BY ‘SEGUN ODEJIMI
“A Trip to Jamaica is an awful attempt at making comedy…”
“30 Days in Atlanta does not have any sense-making storyline…”
“The Johnsons is horrible. Do they genuinely think they make people laugh…?”
“Have you seen North East? Omo, that film is very bad…”
“This, that… bad this, horrible that…”
But I think, in all of this, sometimes, we should cut Nollywood some slack. Instead of putting all of the blame at the doorstep of these filmmakers who do not want to have to beg before they can put their kids through school or live a life of reasonable, we should shovel together all available blame and dump it in the living rooms of today’s Nigerian audience.
As a student of drama, a critic and a Nollywood fan, I have seen several films and TV dramas/series in the last couple of years that will ordinarily not survive one minute of critical analysis before they are wrapped in bin bags, picked up with a six-foot pole and flung far into unending distance. This year has thrown up several. You look at some and can’t believe how a group of people have decided to come together to waste money and effort. Critically speaking, North East, A Trip to Jamaica, Ghana Must Go, Casino and Hustle are some of this year’s films and TV shows I am convinced would have been better off not made.
I saw AY Makun‘s A Trip to Jamaica sometime last week in a packed cinema hall in Ikeja and while I simply could not find the film’s story and the execution of most of the comedy funny, many people were working hard to stop themselves from rolling on the floor. They found every gesture, word and sound funny. Everything! To them, this was the next best thing after sliced bread. And this is just one example out of several.
A Trip to Jamaica is romping to the top of the highest grossing Nollywood chart within weeks of its release. It’s predecessor, 30 Days in Atlanta recently strolled into the Guiness Book of World Records for eating up the Nigerian box office in 2014. What these two projects of Ayo Makun lacked in critical acclaim, they had abundantly in audience acceptance and popularity.
Many people would say maybe Nigerian critics are faulty-loving and unnecessary evil, but when Mo Abudu‘s Fifty was screened upon its release last year in London, most of the foreign reviews that greeted it were scathing. But, the film still ended up grossing the highest of any Nigerian film in 2015. It’s cinema success continued into the early period of this year. Despite being a 2015 film, Fifty still sits on the 2016 highest grossing table below only A Trip to Jamaica, Wives on Strike and The CEO.
For all the evident good work put into The Arbitration and 93 Days, they didn’t turn out to be box office hits. At least, not from what we know at the moment. And that is looking increasingly unlikely to change.
This tells us something.
But now, let’s take a brief look at a couple of what is on TV these days.
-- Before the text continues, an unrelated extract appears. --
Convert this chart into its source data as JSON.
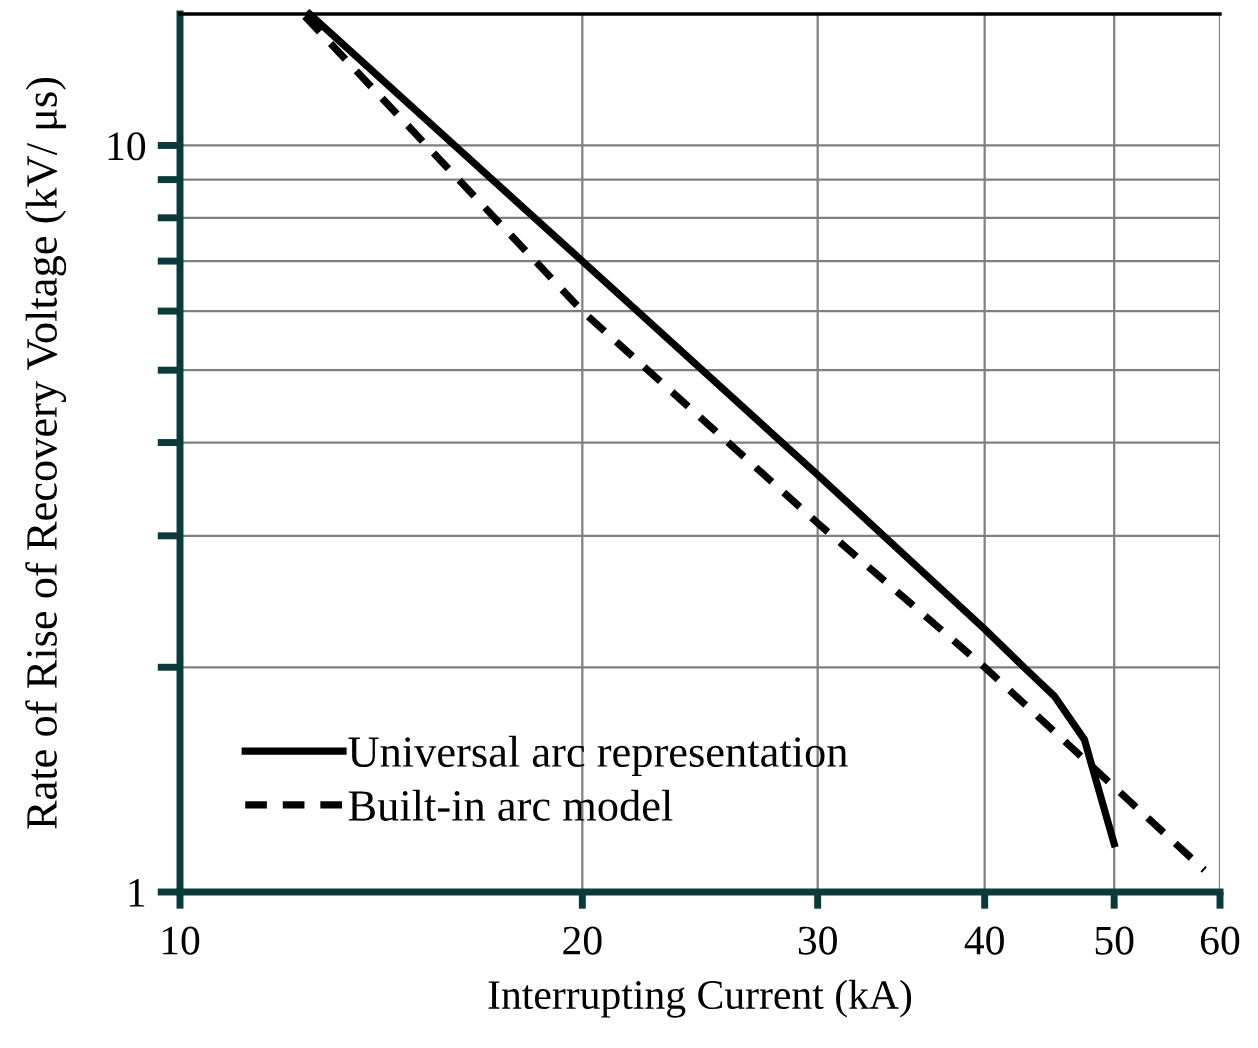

Jenifa’s Diary and The Johnsons. These two shows are very popular. Jenifa’s Diary is so popular, there is a fifth season. But are they great productions? Even though they are sitcoms, do they have good stories? Will these shows be remembered years from now? The answers to one or two of these questions is definitely “NO.” But they are popular. I have seen several episodes of both shows and, for supposed sitcoms, they were far from funny. They looked like miscued slapsticks. But while we were watching Arsenal eat Ludogorets for dinner last night, a colleague randomly remarked to me, “Let me watch the whole of the first half of this match here (at the office) because if I go home now, it is The Johnsons that my wife and kids will be watching.” There are many homes like this. I once had a friend over and she had a full season of Jenifa’s Diary on her phone. While she was watching one of the episodes, she just couldn’t stop laughing. Nothing could come between her and her JD while she was at it.
This says something.
That is the same “something” that is being said loud through the Nigerian music speakers. The kind of music that makes the most money is what the older folks and the critics refer to as “garbage music.” The pangolo songs. Those songs that are shallow on lyrics but deep in feet-moving music. Many of those who are trying to make “good” music and sing the “right” way seem unable to stand shoulder-to-shoulder with the “street” singers financially, except for those whose marketing games are strong. You know, like what Kunle Afolayan still someone is able to make some good money while trying to make “deep” and very well-made films.
The Nigerian audience is today drawn to such films and TV shows. That seems to be what the majority wants regardless of what the critic or the film buffs think. This does not mean the role of the critic is dying a slow death. Rather, it is the opposite. It is now, more than ever, that the industry and its audience need the critic to put everyone back on track and remind everyone of what a work of art should be.
But what’s going on right now shows that it is a smart move to guage what your audience wants and give it to them. And right now, the Nigerian audience is madly in love with the Wizkids, Olamides and they want to take trips to Jamaica with the Johnsons while holding Teknos in their hands.
So, maybe we shouldn’t just blame Nollywood alone.